Kenome

After leaving MathWorks, I joined Kenome to follow my interest of pursuing research in Machine Learning and NLP. The company, founded by Dr. Talukdar – assistant professor in The Department of Computational and Data Sciences at IISc, Bangalore – sits in the space between research and industry. The company was just a couple of months old when I joined in February 2018 and I was given the responsibility of developing predictive models for all kinds of time-series data like stock prices (real-valued data), items demand (positive count valued data), by using structured (usual time-series data) as well as unstructured data (text data like tweets, blogs, etc.)

Starting from literature survey, I developed state of the art, scalable and versatile, recurrent neural network based model for timeseries predictions, called KIP-Timeseries. The highlights of the model are its:

  1. Versatility: It can be used for prediction of all kinds of timeseries data ranging from demand forecasting to stock-market price prediction,

  2. Scalability: It can be scaled to include any number of structured and unstructured data source,

  3. Usefulness: It provides probabilistic predictions instead of point predictions. These can be used to make more informed decisions in various real-life business scenarios.

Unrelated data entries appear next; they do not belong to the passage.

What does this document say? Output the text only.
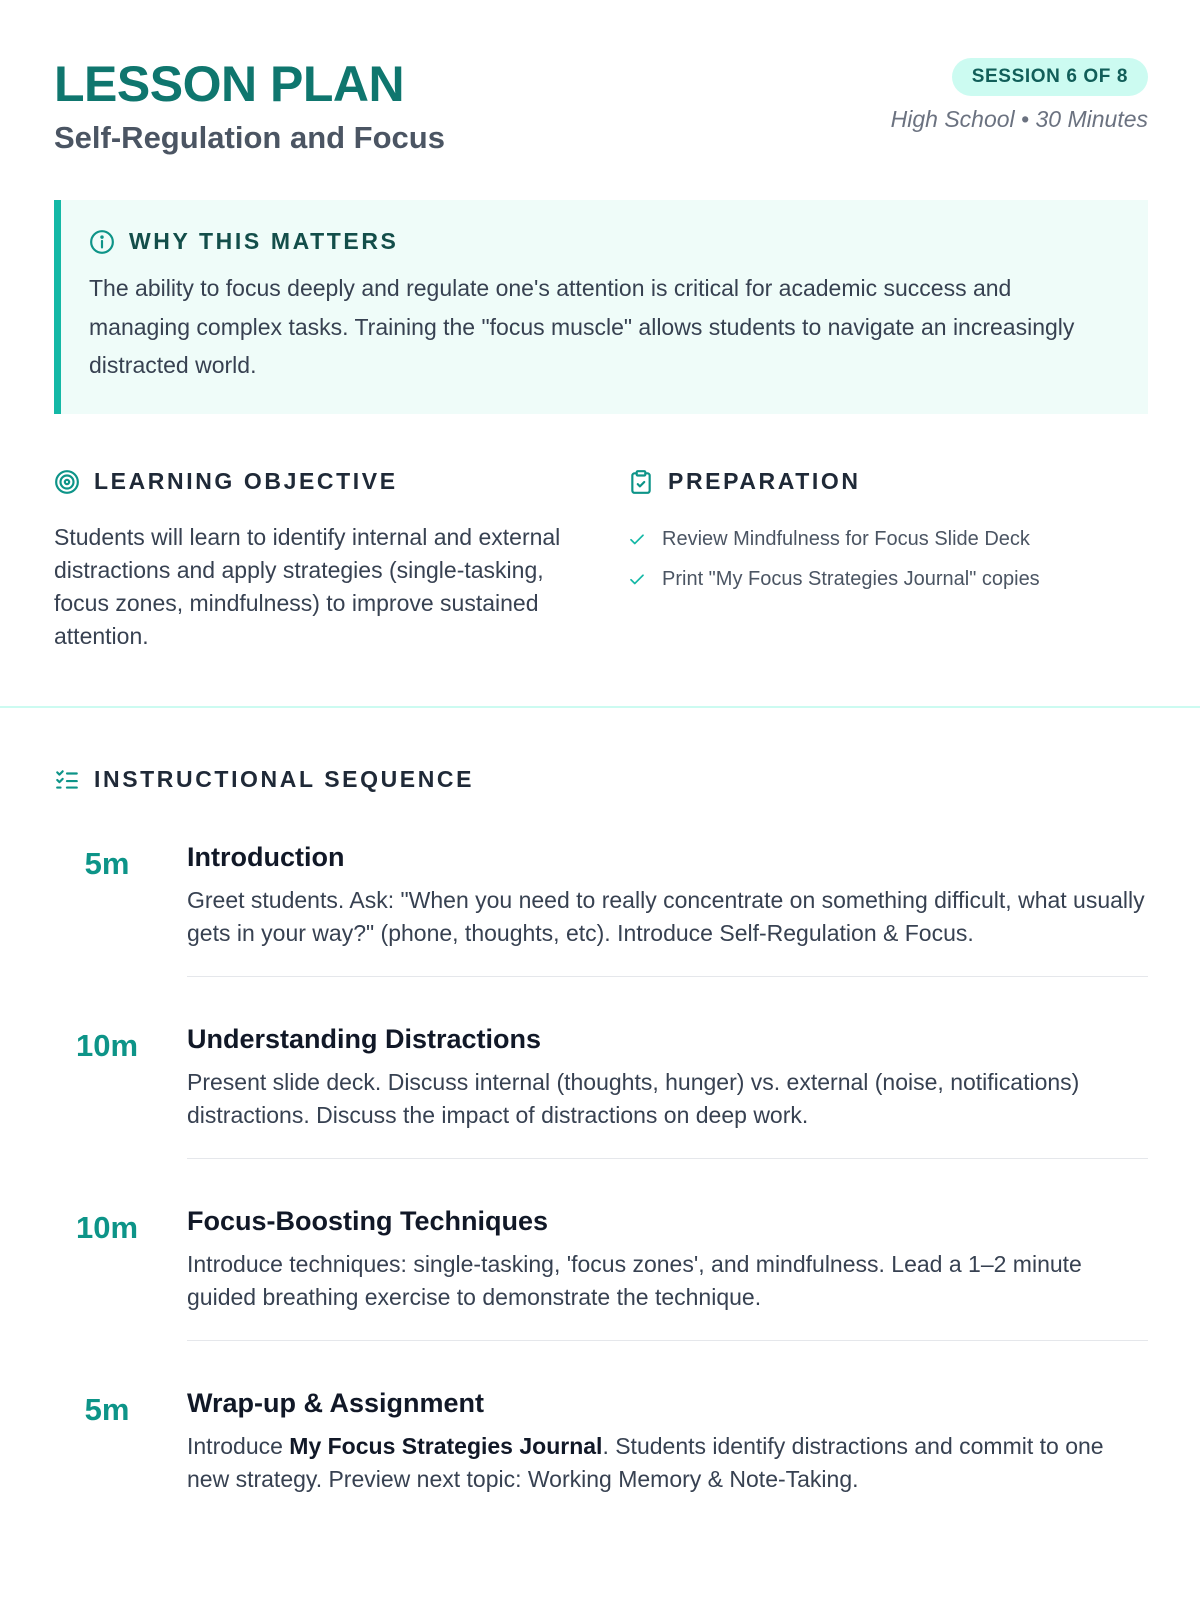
LESSON PLAN
Self-Regulation and Focus
SESSION 6 OF 8
High School • 30 Minutes
WHY THIS MATTERS

The ability to focus deeply and regulate one's attention is critical for academic success and managing complex tasks. Training the "focus muscle" allows students to navigate an increasingly distracted world.

LEARNING OBJECTIVE

Students will learn to identify internal and external distractions and apply strategies (single-tasking, focus zones, mindfulness) to improve sustained attention.

PREPARATION
Review Mindfulness for Focus Slide Deck
Print "My Focus Strategies Journal" copies
INSTRUCTIONAL SEQUENCE
5m	Introduction

Greet students. Ask: "When you need to really concentrate on something difficult, what usually gets in your way?" (phone, thoughts, etc). Introduce Self-Regulation & Focus.

10m	Understanding Distractions

Present slide deck. Discuss internal (thoughts, hunger) vs. external (noise, notifications) distractions. Discuss the impact of distractions on deep work.

10m	Focus-Boosting Techniques

Introduce techniques: single-tasking, 'focus zones', and mindfulness. Lead a 1–2 minute guided breathing exercise to demonstrate the technique.

5m	Wrap-up & Assignment

Introduce My Focus Strategies Journal. Students identify distractions and commit to one new strategy. Preview next topic: Working Memory & Note-Taking.
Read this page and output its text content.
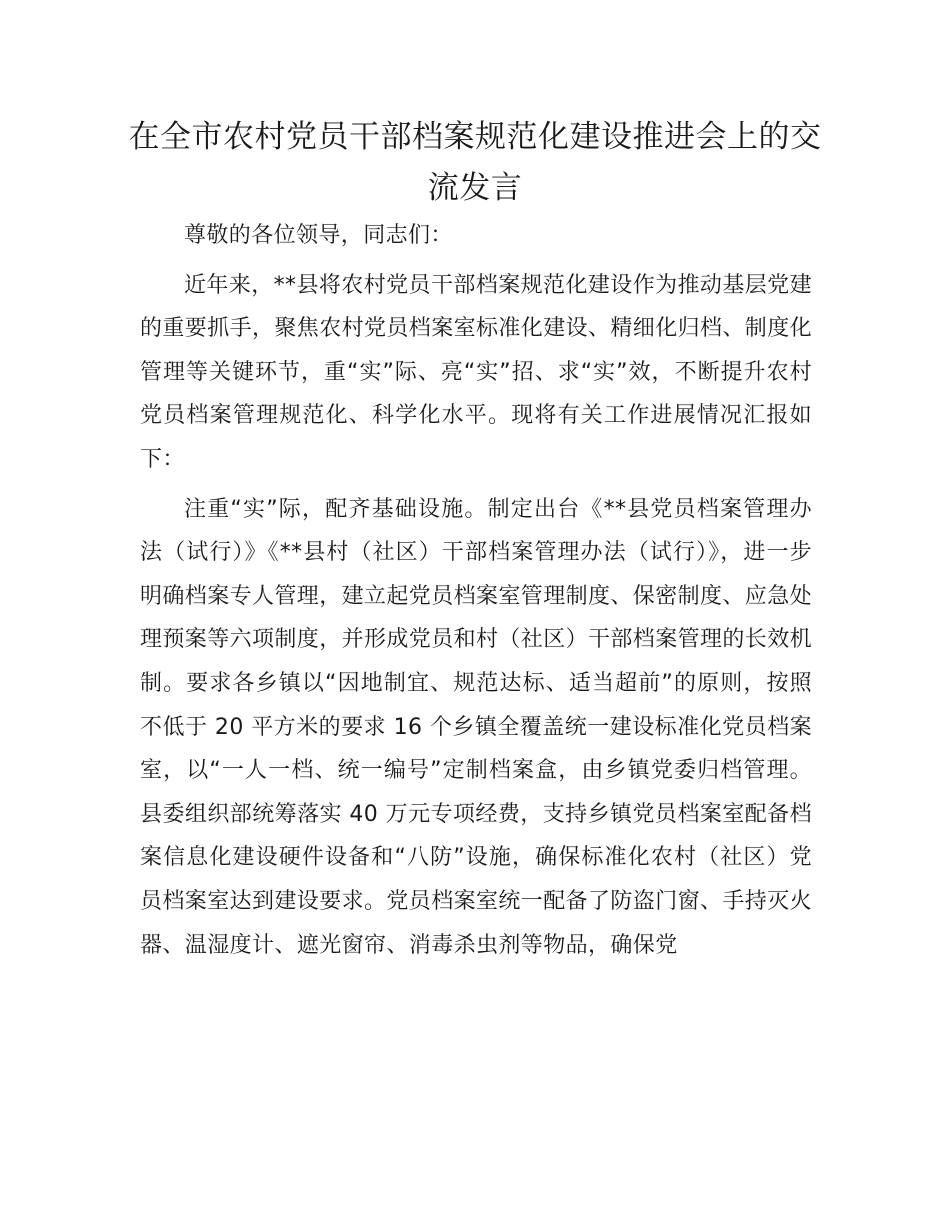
在全市农村党员干部档案规范化建设推进会上的交流发言

尊敬的各位领导，同志们：

近年来，**县将农村党员干部档案规范化建设作为推动基层党建的重要抓手，聚焦农村党员档案室标准化建设、精细化归档、制度化管理等关键环节，重“实”际、亮“实”招、求“实”效，不断提升农村党员档案管理规范化、科学化水平。现将有关工作进展情况汇报如下：

注重“实”际，配齐基础设施。制定出台《**县党员档案管理办法（试行）》《**县村（社区）干部档案管理办法（试行）》，进一步明确档案专人管理，建立起党员档案室管理制度、保密制度、应急处理预案等六项制度，并形成党员和村（社区）干部档案管理的长效机制。要求各乡镇以“因地制宜、规范达标、适当超前”的原则，按照不低于 20 平方米的要求 16 个乡镇全覆盖统一建设标准化党员档案室，以“一人一档、统一编号”定制档案盒，由乡镇党委归档管理。县委组织部统筹落实 40 万元专项经费，支持乡镇党员档案室配备档案信息化建设硬件设备和“八防”设施，确保标准化农村（社区）党员档案室达到建设要求。党员档案室统一配备了防盗门窗、手持灭火器、温湿度计、遮光窗帘、消毒杀虫剂等物品，确保党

Using KIP-Timeseries and KIP-Social Sensing (an aggregate sentiment analyser which we developed at Kenome), we (a team of three engineers) developed a crypto-currency price prediction tool called TrakCrypto – one of the first Kenome product deployed at an enterprise level. The model and the platform is constantly being improved.

TrakCrypto

Also worked in a small team developing Kenome Insights Platform (KIP), a set of end-to-end pipelines for various Machine Learning tasks. It consists of data collection, data storage, ML models and deployment pipelines. In particular, I have developed a deep transfer-learning based model for the sentiment analysis of financial news headlines. Following are the libraries/frameworks I have been using in my work at Kenome:

  1. Tensorflow

  2. Dash

  3. Plotly

  4. Mongodb

  5. ElasticSearch

  6. Statsmodels

  7. Flask

  8. Python Eve

Since I was one of the first few engineers at Kenome, I was involved in selection of organization wide development tools and workflows: code style, issue tracking, testing, deployment, etc. and various other engineering decisions which are generally exclusively handled by senior managers in big companies. This additional responsibility and exposure to end-to-end development cycle of data centric software has provided me with the confidence to handle much bigger projects in future.